Sin detalles, ¿vale?, baste decir que no estoy orgulloso de muchas de las cosas que hice antes de la revuelta, mucho menos de las que hice durante la revuelta, pero mire, logramos tirar aquella condenada valla, y volvimos a correr ¿Sabe? Corrimos, otra vez, mientras escuchábamos balas rasgar el aire a nuestras espaldas.

Y nuevamente, después de correr, caminamos. Cruzar este país tan grande no fue fácil. Caminamos tantos kilómetros, caminamos tanto tiempo…

Permítame que vuelva a mirar la foto. Deme un segundo.

Disculpe, ya está.

Para cuando llegamos a Ankara, Fátima apenas podía andar. Yo creo que era tuberculosis. El pequeño grupo en el que andábamos la quería fuera, por miedo a contagiarse. Figúrese: sin identificación de ningún tipo, huidos de un campo de refugiados, hurtando y mendigando. Puedo entender que no les apeteciera morir tosiendo sangre.

Tuve que tomar una decisión para la que no tenía opciones: ¿Qué otra cosa podía hacer? Fui al hospital y dejé allí a Fátima. La di una dirección de email, para que siguiéramos en contacto.

¿Sabe lo que recuerdo? Que cuando se la di al médico, mientras que su esquelético cuerpo se estremecía en espasmos entre mis brazos, mientras yo sentía que la vida se le iba, vi los ojos de mi hija, mirándome Vi esos ojazos negros, ahora sin brillo, esas mejillas antes rollizas, ahora macilentas, ese pequeño cuerpo, que antes vestía el uniforme del mejor colegio de Tartús, y que ahora no era salvo andrajos y jirones, y todo me hizo darme cuenta de que el largo camino que quedaba habría de recorrerlo solo.

Al médico le bastó una mirada. Yo la abracé, me di la vuelta y seguí caminando. No recuerdo si lloré. Poco importa, creo.

De aquello hace meses. La última noticia – ¿Fue hace tres meses? ¿Quizá seis? ¿Más? – Es que están en un campo de refugiados otra vez, pero sólo de mujeres: a salvo, si Dios quiere.

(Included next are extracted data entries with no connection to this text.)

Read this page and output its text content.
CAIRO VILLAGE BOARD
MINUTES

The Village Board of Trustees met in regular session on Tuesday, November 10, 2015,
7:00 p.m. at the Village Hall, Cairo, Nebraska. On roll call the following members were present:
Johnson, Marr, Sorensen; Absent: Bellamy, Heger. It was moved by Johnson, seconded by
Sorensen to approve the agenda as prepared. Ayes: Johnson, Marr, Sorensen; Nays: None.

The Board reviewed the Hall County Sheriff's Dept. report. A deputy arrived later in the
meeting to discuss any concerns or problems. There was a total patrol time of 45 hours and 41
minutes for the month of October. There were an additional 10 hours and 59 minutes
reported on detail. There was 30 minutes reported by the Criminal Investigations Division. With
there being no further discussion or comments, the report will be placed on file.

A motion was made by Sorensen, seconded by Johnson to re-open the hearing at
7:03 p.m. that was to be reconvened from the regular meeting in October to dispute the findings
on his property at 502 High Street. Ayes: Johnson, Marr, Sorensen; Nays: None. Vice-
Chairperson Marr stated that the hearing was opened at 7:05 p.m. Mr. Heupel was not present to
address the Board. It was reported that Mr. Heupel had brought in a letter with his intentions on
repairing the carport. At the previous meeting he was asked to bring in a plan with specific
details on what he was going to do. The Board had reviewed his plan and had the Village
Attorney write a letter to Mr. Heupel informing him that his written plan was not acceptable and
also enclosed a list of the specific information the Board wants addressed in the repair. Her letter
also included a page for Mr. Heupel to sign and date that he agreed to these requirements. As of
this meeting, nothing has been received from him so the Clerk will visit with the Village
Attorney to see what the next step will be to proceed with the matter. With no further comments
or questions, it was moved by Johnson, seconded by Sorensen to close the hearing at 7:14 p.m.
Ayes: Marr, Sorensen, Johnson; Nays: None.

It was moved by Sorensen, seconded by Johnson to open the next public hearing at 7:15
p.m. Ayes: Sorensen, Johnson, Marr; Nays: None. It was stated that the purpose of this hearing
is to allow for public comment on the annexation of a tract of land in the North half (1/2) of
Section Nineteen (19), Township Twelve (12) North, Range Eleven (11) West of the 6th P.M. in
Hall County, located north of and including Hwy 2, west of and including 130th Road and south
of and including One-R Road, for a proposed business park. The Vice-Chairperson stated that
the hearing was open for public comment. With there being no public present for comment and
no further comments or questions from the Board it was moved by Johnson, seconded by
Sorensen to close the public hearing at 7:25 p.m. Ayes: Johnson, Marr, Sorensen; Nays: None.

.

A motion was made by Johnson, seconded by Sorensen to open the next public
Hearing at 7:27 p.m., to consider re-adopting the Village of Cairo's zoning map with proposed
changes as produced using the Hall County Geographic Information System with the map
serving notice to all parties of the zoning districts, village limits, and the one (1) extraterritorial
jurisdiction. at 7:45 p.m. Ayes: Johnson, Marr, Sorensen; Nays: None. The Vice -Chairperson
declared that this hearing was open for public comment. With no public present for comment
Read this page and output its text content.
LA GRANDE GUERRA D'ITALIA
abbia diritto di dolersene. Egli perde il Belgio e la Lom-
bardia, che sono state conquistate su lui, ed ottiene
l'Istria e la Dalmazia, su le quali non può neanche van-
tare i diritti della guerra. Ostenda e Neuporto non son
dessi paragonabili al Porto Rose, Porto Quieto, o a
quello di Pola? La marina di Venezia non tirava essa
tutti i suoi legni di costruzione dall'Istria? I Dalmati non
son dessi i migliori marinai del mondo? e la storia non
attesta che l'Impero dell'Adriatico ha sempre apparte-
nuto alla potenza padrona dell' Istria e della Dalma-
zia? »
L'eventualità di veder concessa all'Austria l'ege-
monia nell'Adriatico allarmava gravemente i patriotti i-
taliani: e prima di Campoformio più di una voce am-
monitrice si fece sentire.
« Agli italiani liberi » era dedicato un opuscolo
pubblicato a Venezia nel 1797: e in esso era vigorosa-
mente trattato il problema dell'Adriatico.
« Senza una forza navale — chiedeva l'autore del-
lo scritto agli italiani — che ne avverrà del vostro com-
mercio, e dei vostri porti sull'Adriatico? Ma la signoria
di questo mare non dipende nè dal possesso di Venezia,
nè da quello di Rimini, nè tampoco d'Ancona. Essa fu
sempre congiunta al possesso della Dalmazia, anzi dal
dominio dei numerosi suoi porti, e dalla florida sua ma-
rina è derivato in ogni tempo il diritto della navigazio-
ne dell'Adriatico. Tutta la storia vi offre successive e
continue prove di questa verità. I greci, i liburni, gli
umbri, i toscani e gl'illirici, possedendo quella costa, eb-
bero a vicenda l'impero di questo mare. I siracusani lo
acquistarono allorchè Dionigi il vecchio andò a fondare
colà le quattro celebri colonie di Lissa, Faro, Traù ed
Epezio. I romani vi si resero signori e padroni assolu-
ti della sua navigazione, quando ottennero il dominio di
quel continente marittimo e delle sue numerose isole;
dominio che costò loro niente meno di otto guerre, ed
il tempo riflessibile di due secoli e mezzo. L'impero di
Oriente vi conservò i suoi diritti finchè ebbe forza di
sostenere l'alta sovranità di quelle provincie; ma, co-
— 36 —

Ahora, amigo – ya no somos extraños, ¿verdad? -, camino rumbo a Europa: dicen que allí están dando asilo. Si lo consigo, podría traérmelas y empezar de cero, juntos de nuevo.

Mírelas. Son guapas, ¿verdad? La foto cada día está más desteñida, pero me ayuda a recordar sus rostros.

Y así, junto a ellas, sigo caminando.